Criteria for bleeding symptoms  A significant mucocutaneous bleeding history requires at least two symptoms in the absence of a blood transfusion history, or one symptom requiring treatment with blood transfusion, or one symptom recurring on at least three distinct occasions.

Criteria for family history  A positive family history compatible with VWD type 1 requires that at least one first-degree relative, or at least two second-degree relatives, have a personal history of significant mucocutaneous bleeding and laboratory tests compatible with VWD type 1 (discussed below). When available, the use of VWF mutations or genetic markers linked to the VWF locus may permit the analysis of more remote relatives, and may allow asymptomatic relatives with low VWF levels to provide evidence for inheritance.

Laboratory tests in suspected VWD

Screening tests  Complete blood count with differential and platelet count, prothrombin time (PT), activated partial thromboplastin time (APTT), VWF:RCo, VWF:Ag.

Screening or confirmatory tests  Factor VIII level, ABO blood type.

Confirmatory tests  Ristocetin-induced platelet agglutination (RIPA), VWF multimers.
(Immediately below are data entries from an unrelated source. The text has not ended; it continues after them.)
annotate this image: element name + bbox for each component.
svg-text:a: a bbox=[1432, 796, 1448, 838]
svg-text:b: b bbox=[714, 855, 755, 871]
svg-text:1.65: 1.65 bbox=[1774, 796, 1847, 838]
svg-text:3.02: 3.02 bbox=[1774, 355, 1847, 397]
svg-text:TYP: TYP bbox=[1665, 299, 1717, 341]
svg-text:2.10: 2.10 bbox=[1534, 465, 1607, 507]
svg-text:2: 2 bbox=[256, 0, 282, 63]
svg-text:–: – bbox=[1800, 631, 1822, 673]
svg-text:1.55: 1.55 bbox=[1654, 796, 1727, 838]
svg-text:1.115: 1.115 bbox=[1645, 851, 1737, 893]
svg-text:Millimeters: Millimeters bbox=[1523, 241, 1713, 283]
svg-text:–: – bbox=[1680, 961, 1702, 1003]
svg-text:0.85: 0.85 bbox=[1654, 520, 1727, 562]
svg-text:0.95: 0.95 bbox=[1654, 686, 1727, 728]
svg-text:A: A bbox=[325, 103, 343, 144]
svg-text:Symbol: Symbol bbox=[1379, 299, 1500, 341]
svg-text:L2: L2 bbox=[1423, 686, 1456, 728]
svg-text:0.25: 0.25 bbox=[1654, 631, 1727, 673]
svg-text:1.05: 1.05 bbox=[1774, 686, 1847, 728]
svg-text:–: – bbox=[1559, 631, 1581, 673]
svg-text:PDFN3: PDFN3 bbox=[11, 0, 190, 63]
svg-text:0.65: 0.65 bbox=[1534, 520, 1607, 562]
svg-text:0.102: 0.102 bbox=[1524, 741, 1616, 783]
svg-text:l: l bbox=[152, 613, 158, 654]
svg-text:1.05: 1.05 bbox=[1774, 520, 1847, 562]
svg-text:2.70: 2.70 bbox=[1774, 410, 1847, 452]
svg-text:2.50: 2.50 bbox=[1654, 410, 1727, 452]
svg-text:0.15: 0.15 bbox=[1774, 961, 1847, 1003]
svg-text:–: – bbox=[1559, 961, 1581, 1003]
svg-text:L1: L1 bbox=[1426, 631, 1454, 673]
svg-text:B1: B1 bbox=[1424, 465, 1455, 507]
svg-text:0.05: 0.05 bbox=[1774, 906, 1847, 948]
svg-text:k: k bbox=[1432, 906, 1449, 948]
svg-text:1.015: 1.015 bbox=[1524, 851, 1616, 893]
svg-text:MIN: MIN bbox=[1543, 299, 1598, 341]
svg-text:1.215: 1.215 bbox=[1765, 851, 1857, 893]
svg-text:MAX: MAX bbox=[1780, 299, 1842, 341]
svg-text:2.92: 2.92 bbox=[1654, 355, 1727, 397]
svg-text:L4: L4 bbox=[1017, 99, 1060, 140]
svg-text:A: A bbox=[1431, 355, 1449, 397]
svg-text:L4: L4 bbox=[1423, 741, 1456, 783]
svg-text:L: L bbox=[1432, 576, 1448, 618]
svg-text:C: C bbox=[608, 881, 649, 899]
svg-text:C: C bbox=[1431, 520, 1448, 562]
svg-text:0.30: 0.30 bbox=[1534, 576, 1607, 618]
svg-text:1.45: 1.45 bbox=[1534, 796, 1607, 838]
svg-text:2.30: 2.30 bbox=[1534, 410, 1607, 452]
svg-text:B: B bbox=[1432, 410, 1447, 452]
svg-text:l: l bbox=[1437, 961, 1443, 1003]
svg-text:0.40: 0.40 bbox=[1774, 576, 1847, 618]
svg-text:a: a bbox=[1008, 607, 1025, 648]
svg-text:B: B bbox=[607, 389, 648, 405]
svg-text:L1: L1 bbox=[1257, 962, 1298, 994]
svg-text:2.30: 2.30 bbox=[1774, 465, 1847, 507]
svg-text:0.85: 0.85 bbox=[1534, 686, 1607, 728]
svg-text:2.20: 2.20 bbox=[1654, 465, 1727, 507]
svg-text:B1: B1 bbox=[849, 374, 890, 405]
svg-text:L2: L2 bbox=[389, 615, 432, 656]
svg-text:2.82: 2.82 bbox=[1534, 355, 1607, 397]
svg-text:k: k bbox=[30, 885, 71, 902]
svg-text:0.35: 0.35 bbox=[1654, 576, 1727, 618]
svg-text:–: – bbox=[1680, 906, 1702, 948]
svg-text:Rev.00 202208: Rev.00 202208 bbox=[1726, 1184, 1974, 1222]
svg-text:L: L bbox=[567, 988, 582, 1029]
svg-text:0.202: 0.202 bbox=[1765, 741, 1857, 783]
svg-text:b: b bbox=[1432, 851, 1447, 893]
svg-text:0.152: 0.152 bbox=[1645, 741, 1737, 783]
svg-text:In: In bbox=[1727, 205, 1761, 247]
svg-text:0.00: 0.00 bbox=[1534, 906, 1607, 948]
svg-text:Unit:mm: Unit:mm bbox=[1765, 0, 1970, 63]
Criteria for laboratory tests  Laboratory test results are compatible with VWD type 1 if the levels of both VWF:RCo and VWF:Ag are > 2 SD below the population mean and ABO type adjusted mean on > 2 determinations. If the tests are performed, RIPA must not indicate abnormal sensitivity to low concentrations of ristocetin, and the plasma VWF multimer distribution must be normal.

Criteria for categories of VWD type 1

Type 1 VWD  VWD type 1 is an inherited bleeding disorder due to quantitative deficiency of VWF. The diagnosis therefore is based upon criteria for symptoms, VWF deficiency, and inheritance, all of which must be satisfied. These include: significant mucocutaneous bleeding, laboratory tests compatible with VWD type 1, and either a positive family history for VWD type 1 or an appropriate VWF mutation.

Possible type 1 VWD  Possible VWD type 1 includes persons with laboratory tests compatible with VWD type 1 and either significant mucocutaneous bleeding or a positive family history for VWD type 1.

To meet this definition, an asymptomatic person with low VWF must have a positive family history, which means that they must have at least two relatives with definite VWD type 1.

In many circumstances, symptomatic patients with either VWD type 1 or possible VWD type 1 will be treated identically. Such empiric treatment may also be appropriate for selected asymptomatic patients. The distinction between ‘possible VWD type 1’ and ‘VWD type 1’ will be useful for certain clinical studies and genetic studies. Alternative diagnoses should continue to be considered for patients with ‘possible VWD’.